Otterbein notes that after Democrats narrowly flipped the Pennsylvania House of Representatives in the 2022 midterms, their “celebrations were short-lived.”
“Two Democratic State House members — Summer Lee and Austin Davis — stepped down because they won higher office,” Otterbein notes. “Another Democrat, Rep. Tony DeLuca, died shortly before the election. That left Democrats with an anticipated 99 seats to Republicans’ 101 at the start of next year. (Democratic State Rep. Joanna) McClinton was sworn into office by a county judge the same day Lee and Davis resigned. Afterward, the acting secretary of state, who was appointed by Democratic Gov. Tom Wolf, signed off on McClinton’s dates for the three special elections to be on February 7.”
Meanwhile, in Wisconsin, State Democratic Party Chairman Ben Wikler views 2023 as a chance for members of his party to fight back against the severe gerrymandering that Republicans have brought about in his state, according to The Guardian’s Stein.
Before Wisconsin’s midterms elections, Stein reports, Wikler “feared that in Wisconsin, his party was on the brink of…. permanent minority status in a state that is crucial to any presidential candidate’s path to the White House.”
Stein explains, “Had Democrat Tony Evers lost reelection as governor, or had the GOP achieved supermajority control of both houses of Wisconsin’s legislature, Republicans could have exercised total control over the swing state’s levers of power — and ensured that its Electoral College votes never again helped (President Joe) Biden or any other Democrat win the White House…. Wisconsin has the most gerrymandered legislative map in the country, designed to ensure the GOP has as easy a path as possible to capture majorities in the legislature, according to a University of Wisconsin-Madison study.”
Wisconsin used to be a deep blue state.

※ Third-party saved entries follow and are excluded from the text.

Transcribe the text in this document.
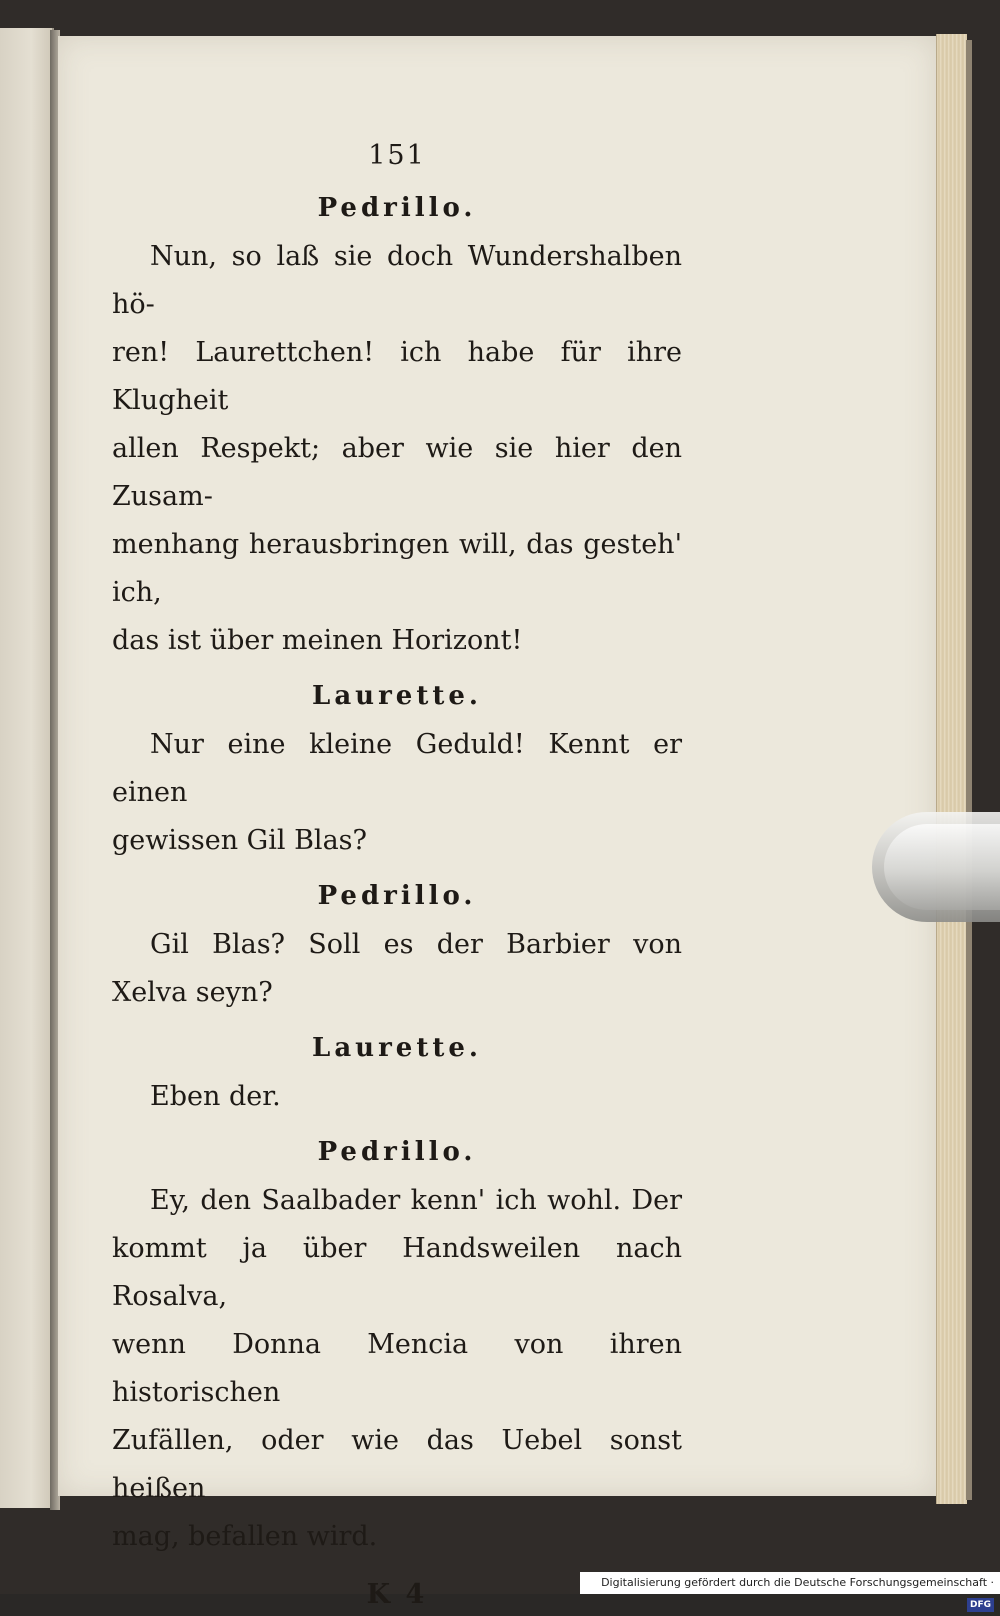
151
Pedrillo.
Nun, so laß sie doch Wundershalben hö-
ren! Laurettchen! ich habe für ihre Klugheit
allen Respekt; aber wie sie hier den Zusam-
menhang herausbringen will, das gesteh' ich,
das ist über meinen Horizont!
Laurette.
Nur eine kleine Geduld! Kennt er einen
gewissen Gil Blas?
Pedrillo.
Gil Blas? Soll es der Barbier von
Xelva seyn?
Laurette.
Eben der.
Pedrillo.
Ey, den Saalbader kenn' ich wohl. Der
kommt ja über Handsweilen nach Rosalva,
wenn Donna Mencia von ihren historischen
Zufällen, oder wie das Uebel sonst heißen
mag, befallen wird.
K 4	Digitalisierung gefördert durch die Deutsche Forschungsgemeinschaft ·DFG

In the 1988 presidential election, Democratic nominee Mike Dukakis lost to then-Vice President George H.W. Bush in California, Maryland, Colorado, New Jersey, Pennsylvania, Delaware, Connecticut and Nevada but carried Wisconsin by 4 percent. During the Barack Obama years, however, Republicans gained a lot of ground in Wisconsin.
Wikler told The Guardian, “It’s a state where Republicans have tried to engineer things to make it voter-proof. All of that meant that, this election cycle, the stakes were explosively high…. When the state has election after election that comes down to tiny margins, even a relatively small shift in the rules can have an enormous impact on statewide races and presidential races.”
In 2020’s presidential, Biden defeated Trump by more than 7 million votes and picked up 306 electoral votes despite losing Florida — a state that has become increasingly difficult for Democrats. Florida will have 30 electoral votes in 2024, and many Democratic strategists are feeling quite pessimistic about the Sunshine State — which makes Wisconsin, Arizona, Pennsylvania, Michigan and Georgia (all of which Biden won) even more important for them.
Wikler, according to Stein, “now sees an opportunity for” the Wisconsin Democratic Party “to undo the state’s gerrymandered maps, and take back control of the legislature, starting with an election for the state supreme court in April.”
Wikler told The Guardian, “That’s the north star of the party — it’s to have a Democratic governor.… a non-Republican majority on the (Wisconsin) State Supreme Court, Democratic majorities in the State Assembly and State Senate, and pass the agenda that Wisconsinites have been yearning for for the last decade into law in one legislative session.”